A few months ago I signed up for an emusic.com subscription. For about $10 a month, you get the right to download 40 MP3s a month that are yours to keep. At 25 cents a track, it’s a great deal as long as the site has enough music that interests you to keep your queue full. So far, so good.
The one catch is that the 40 downloads are “use them or lose them”. When your account rolls over, you lose any downloads that you didn’t consume. I’ve been good about using all of my downloads every month, so that hasn’t been a problem, but if you’re the kind of person who loses track of this sort of thing, emusic is a good way to spend money without getting any value in return.
The one thing I can’t comment on is the quality of the MP3s, beyond saying that they’re good enough for me. I suspect that audiophiles may differ.
If your music interests center on major label releases, emusic is probably not for you. If you like old stuff, obscure stuff, and indie releases, you’ll probably be pretty happy. I’m still working through the backlog of stuff that I know I want, so I haven’t done much exploring, but emusic has a lot of ways to find music that interests you if you don’t know what you want already. That said, I downloaded an album from Jon Langford’s list of 12 recommendations, and this month Ed Ward has a really good looking list of old country albums that interests me.
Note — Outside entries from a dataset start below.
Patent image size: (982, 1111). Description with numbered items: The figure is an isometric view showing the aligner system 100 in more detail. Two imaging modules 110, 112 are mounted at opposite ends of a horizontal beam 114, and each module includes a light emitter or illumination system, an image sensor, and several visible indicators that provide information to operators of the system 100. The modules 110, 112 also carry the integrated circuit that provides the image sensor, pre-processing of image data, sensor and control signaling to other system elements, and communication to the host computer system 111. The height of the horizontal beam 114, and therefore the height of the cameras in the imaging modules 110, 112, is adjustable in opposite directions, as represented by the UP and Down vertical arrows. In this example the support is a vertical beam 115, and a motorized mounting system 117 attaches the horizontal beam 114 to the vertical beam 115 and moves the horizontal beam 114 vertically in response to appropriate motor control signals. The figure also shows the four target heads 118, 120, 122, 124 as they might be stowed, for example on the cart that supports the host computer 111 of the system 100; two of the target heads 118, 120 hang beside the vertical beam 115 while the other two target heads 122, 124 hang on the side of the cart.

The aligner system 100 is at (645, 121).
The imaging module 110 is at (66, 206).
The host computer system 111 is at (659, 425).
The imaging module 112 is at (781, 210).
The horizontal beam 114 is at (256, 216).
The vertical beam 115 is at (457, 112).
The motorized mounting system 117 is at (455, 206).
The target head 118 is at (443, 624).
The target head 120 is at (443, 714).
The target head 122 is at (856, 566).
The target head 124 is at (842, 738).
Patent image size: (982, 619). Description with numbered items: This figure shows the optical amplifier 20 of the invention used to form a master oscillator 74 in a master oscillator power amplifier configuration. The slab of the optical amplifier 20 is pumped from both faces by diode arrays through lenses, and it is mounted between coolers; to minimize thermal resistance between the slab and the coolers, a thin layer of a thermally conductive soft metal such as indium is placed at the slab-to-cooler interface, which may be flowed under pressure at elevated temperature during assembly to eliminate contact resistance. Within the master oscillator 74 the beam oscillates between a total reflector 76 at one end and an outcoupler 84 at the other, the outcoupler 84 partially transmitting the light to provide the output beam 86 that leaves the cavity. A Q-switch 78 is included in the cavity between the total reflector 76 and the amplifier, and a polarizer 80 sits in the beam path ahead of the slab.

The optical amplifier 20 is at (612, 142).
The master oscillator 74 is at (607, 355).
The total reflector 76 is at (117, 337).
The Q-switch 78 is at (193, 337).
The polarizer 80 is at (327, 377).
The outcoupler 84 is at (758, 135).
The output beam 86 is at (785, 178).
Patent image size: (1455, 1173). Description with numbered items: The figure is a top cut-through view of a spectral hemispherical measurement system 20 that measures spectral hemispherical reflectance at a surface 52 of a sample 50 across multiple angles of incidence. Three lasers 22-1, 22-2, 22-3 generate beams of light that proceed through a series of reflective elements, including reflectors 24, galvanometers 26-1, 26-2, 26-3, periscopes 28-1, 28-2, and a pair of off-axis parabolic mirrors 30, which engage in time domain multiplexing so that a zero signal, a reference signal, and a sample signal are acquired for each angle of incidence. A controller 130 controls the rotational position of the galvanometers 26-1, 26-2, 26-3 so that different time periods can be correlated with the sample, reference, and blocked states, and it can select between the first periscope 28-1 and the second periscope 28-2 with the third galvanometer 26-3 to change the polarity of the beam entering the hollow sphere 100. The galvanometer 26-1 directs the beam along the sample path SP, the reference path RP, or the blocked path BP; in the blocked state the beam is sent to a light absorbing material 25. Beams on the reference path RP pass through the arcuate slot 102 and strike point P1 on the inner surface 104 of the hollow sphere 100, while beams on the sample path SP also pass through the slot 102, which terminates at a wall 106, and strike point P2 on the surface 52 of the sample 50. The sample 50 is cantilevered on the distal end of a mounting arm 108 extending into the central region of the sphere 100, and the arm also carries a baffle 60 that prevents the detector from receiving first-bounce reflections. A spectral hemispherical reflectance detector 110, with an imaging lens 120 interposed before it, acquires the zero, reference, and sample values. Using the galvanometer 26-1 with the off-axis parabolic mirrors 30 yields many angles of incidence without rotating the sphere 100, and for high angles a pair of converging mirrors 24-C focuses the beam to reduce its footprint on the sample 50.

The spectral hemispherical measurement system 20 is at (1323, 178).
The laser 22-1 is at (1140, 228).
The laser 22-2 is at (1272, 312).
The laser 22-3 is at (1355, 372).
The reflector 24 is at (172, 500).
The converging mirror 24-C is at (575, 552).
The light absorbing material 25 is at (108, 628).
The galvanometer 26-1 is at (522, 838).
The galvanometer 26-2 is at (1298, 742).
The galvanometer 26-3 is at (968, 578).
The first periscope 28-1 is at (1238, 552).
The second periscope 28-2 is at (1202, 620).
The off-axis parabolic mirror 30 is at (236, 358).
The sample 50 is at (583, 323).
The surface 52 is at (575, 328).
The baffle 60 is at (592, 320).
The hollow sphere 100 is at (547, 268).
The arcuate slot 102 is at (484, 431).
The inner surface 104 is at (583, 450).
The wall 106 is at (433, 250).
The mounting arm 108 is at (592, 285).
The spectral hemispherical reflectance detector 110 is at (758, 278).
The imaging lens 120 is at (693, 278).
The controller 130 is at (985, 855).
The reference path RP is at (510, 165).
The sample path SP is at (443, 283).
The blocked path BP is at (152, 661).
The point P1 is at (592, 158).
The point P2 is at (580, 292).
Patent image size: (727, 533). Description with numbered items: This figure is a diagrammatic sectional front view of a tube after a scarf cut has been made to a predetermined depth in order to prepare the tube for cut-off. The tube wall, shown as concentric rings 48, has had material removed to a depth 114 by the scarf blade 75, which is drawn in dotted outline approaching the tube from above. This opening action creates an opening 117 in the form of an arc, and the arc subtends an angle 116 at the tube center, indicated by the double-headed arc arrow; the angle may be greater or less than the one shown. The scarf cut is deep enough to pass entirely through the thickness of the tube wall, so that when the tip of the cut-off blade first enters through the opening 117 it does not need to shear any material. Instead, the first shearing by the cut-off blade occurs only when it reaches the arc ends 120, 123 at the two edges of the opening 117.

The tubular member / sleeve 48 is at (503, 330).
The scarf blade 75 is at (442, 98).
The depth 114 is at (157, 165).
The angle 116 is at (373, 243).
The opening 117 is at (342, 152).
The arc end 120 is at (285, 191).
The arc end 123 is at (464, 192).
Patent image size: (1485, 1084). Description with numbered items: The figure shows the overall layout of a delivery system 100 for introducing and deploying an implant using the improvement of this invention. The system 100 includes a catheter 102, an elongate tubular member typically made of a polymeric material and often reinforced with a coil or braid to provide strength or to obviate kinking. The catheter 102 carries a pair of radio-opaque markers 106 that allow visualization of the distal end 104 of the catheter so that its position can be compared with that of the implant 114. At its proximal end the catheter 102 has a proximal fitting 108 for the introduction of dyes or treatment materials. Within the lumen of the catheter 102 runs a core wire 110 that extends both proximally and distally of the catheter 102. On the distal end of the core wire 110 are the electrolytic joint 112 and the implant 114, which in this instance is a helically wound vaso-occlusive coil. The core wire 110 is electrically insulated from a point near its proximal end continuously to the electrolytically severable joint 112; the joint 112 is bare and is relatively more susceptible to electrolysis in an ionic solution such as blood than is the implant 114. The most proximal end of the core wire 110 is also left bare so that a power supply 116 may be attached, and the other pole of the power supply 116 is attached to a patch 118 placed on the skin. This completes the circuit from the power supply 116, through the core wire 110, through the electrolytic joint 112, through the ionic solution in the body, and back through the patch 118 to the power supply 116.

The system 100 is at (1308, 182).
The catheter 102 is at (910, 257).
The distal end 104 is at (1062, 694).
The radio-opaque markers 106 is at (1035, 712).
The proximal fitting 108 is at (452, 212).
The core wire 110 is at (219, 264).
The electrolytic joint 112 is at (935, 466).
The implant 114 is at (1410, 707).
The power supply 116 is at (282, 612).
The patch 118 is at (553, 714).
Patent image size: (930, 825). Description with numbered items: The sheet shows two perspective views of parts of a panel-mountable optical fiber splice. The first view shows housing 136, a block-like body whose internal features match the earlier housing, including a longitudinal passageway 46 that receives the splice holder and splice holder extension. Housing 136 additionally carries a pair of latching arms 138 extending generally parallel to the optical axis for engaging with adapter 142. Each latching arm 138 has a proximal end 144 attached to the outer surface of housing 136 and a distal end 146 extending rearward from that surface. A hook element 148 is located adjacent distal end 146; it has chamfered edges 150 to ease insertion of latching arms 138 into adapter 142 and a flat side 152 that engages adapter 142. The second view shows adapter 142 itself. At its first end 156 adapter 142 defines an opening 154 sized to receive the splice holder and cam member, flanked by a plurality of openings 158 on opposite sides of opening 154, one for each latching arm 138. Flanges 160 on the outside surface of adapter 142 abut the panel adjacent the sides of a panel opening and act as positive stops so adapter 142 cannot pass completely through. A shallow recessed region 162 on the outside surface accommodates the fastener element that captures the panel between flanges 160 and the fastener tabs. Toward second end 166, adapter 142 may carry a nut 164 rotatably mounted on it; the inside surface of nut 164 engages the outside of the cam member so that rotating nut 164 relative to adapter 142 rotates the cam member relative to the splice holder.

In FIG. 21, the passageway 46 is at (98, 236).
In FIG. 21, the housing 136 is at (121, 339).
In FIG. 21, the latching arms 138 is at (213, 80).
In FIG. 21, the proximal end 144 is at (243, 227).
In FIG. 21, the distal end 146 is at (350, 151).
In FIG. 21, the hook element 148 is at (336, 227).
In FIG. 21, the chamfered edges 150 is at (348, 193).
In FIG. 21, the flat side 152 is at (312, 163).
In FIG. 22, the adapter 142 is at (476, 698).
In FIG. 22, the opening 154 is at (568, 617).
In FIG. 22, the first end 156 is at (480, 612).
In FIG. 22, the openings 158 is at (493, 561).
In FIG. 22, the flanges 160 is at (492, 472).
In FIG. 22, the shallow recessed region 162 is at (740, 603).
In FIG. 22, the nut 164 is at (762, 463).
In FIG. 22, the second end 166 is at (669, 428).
My mode of use for the site is to wait most of the month to see if there are any “instant gratification” tracks that appeal to me. If so, I download them. Toward the end of the month I go download some tracks that I have in my queue to use up my quota, then I start again the next month.
The problem I’m running into now is in assimilating new music into my collection. I generally buy Paste magazine, which adds 20 songs or so to my collection every other month, and now I’m downloading 40 tracks a month from emusic. Listening to the songs enough to decide how to rate them is work, and I worry about getting behind.